After hearing crickets from over 100 job applications, Ayala Ossowski, used the 20 hours a week she was already working at a pizza shop in suburban Washington to try to get poached by DC’s elite. 

“The market is so saturated with such incredible talent that it takes some creativity in order to stand out from the crowd,” she told Fortune.

The Gen Z grad wore a baseball cap emblazoned with her university logo on the front to every shift and launched into an elevator pitch any time a customer asked about it. 

After a month of pitching herself while serving pizza, Ossowski landed her first internship and now works at Cisco.

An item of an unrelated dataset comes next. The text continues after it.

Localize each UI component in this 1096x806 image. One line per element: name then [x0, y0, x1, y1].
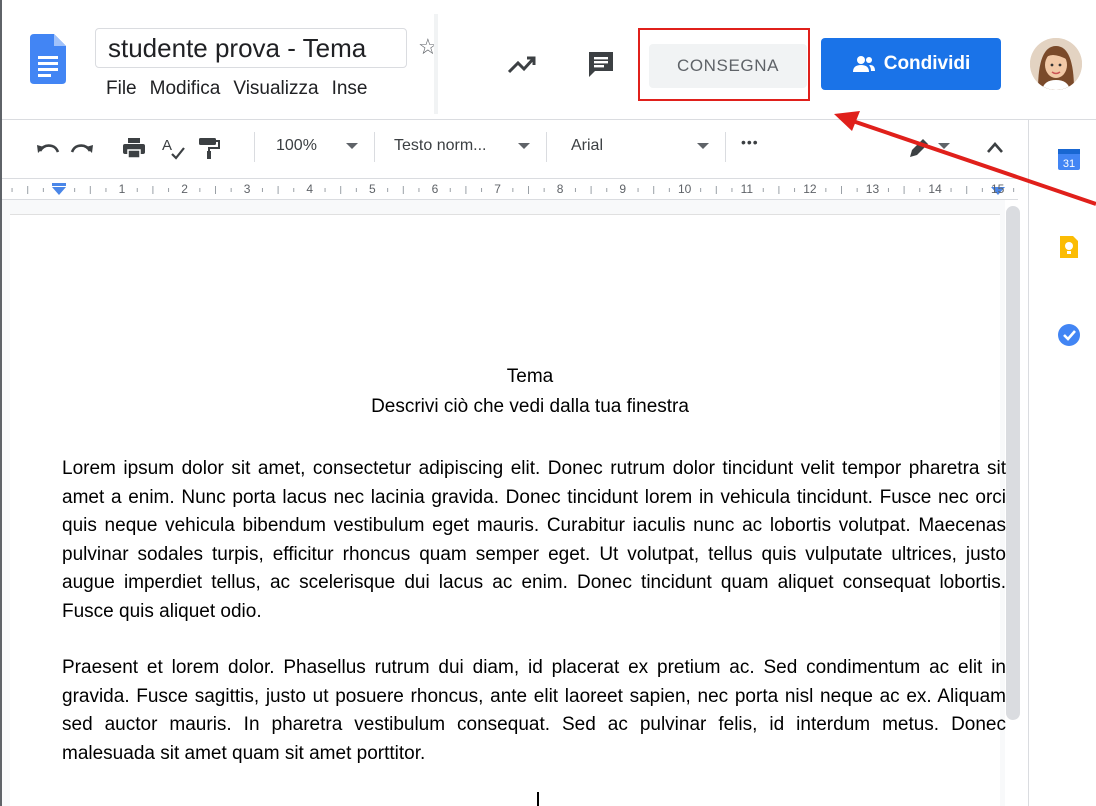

Likewise, after graduating in 2019 from the University of Bonn—one of Germany’s top universities—Egyptian-born Basant Shenouda spent six months sliding into recruiters’ DMs and applying for jobs online.

When Shenouda realized that traditional job-hunting methods weren’t cutting it, she told Fortune that she used LinkedIn to see which conferences recruiters were posting about and then volunteered to work at those events, armed with a stack of résumés to show them in her break. 

It worked—she landed an internship at LinkedIn, where she is still working three years later.

Meanwhile, Lohanny Santos, a 26-year-old with 2 degrees from Brooklyn went viral after crying on TikTok that she had been knocking door-to-door at several local cafes with her resume and no one would hire her. 

And the candid video paid off: Within days of posting, Santos’ follower count tripled and brand partnership opportunities were coming her way.

In the aftermath, she told Fortune: “I feel like it only has just begun for me.”